Imagination
2. La rêverie.

Rêve et rêverie : deux phénomènes qui ne sont pas toujours faciles à différencier ou plue qui sont pris l'un pour l'autre dans le commun langage ainsi que dans la littérature quand l'homme est tenu pour un rêveur définitif. Il convient de les étudier séparément avant de retrouver leur unité.
A l'état de veille la pensée est le plus souvent tendue vers l'action, vers la tâche qu'il faut accomplir, qu'elle soit d'ordre pratique ou d'ordre désintéressé : manoeuvrer un outil ou résoudre une équation. Mais il advient par moment que l'attention se relâche — distraction ou fatigue — que l'esprit se porte ailleurs et se laisse dériver à sa fantaisie dans l'imaginaire : c'est la rêverie. Simple songerie de quelques instants ou bien état prolongé par le sujet qui s'y abandonne, même si ce n'est pas très agréable.
La conscience se détache du plan de l'action, la tension psychologique baisse au dire des psychologues : c'est alors qu'apparaissent les images dans une sorte de défilé, de farandole tendant à s'imposer dans son caprice, sa fantaisie, son désordre apparent, mais cachant un ordre secret qui n'est pas celui de la pensée logique.
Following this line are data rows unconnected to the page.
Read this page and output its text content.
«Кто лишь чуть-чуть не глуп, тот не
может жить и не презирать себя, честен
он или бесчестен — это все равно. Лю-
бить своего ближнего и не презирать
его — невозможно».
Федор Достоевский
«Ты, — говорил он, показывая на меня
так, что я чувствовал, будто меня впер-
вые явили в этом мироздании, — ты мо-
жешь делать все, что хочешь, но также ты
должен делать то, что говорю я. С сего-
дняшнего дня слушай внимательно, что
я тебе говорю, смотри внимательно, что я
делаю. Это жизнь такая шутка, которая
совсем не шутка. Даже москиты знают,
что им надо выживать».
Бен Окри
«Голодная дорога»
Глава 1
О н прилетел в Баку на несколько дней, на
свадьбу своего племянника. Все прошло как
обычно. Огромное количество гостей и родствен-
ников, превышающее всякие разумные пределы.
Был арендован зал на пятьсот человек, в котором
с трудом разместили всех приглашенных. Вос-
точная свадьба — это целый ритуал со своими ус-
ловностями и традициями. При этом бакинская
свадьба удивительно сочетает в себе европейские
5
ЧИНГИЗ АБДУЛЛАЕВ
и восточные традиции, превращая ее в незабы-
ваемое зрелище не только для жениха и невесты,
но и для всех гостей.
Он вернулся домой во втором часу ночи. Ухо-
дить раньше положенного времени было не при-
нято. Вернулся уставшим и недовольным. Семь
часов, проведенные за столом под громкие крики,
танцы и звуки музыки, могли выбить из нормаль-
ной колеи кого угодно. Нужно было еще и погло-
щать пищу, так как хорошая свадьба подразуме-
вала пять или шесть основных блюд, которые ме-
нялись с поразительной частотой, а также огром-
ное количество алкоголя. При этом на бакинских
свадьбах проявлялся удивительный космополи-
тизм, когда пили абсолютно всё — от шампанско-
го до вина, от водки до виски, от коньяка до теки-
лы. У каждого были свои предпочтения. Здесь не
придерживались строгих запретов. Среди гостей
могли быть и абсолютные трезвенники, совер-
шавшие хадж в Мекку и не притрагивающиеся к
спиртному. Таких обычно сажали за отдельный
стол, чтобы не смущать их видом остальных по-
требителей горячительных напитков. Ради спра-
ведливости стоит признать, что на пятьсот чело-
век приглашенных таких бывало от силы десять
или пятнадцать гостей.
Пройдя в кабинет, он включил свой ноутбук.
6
L'abandon à la rêverie, à sa musique discrète, à son charme berceur, à son défilé d'images fluides et vaporeuses est évoqué de façon prestigieuse par de très nombreux poèmes de Verlaine, notamment : Paysages tristes.
Le plus souvent la rêverie s'accompagne de recueillement, de mélancolie douce; les images qui la composent sont reliées entre elles par une disposition affective qui fait leur unité, leur enchaînement et leur tonalité. Parfois ce sont des souvenirs qui ressuscitent des fragments du passé le plus intime, d'autres fois ce sont des thèmes qui reviennent et où nous reconnaissons le visage familier de nos désirs, de nos inquiétudes, de nos rêves. Mais toujours les associations d'idées (qui sont ici des images) ont un sens par rapport à l'affectivité, à l'inconscient et à la personnalité tout entière.
Reste à savoir ce que vaut la rêverie.
• Parfois elle n'est rien qu'une détente que s'accorde le moi sans autre conséquence ni prétention. On l'a dit joliment : c'est le dimanche de la pensée.
Flânerie pure et simple.
• Il arrive aussi qu'elle soit féconde et créatrice, « Oisiveté, mais pleine de pouvoir », comme dit P. Valéry, divagation mais combien précieuse, pour reprendre le mot de Mallarmé. C'est le cas chez les hommes de génie, ces rêveurs éveillés dont la rêverie est tout le contraire d'une faiblesse ou d'un échec.
• Il y a aussi un état de rêverie qui relève de la faiblesse psychologique, de l'impuissance à penser avec ordre, logique et netteté, d'un débordement de la pensée par le flot des images incontrôlées et vaines.
En effet tout le monde n'est pas Rimbaud tirant de sa rêverie des Illuminations : il y a donc une rêverie supérieure et une rêverie inférieure, sans parler de la rêverie franchement pathologique. En règle générale la valeur de la rêverie est fonction de la valeur du sujet en qui elle se déroule.
Le phénomène n'en est pas moins instructif et à plusieurs points de vue : par la rêverie le moi se crée un univers-refuge où il s'évade de temps en temps pour se soustraire à une réalité qui le déçoit; par elle se manifeste l'importance de l'imagination et de l'inconscient, par elle aussi se révèle cette logique affective, si différente de la logique intellectuelle et qui donne son fil conducteur aux associations qui paraissaient d'abord gratuites.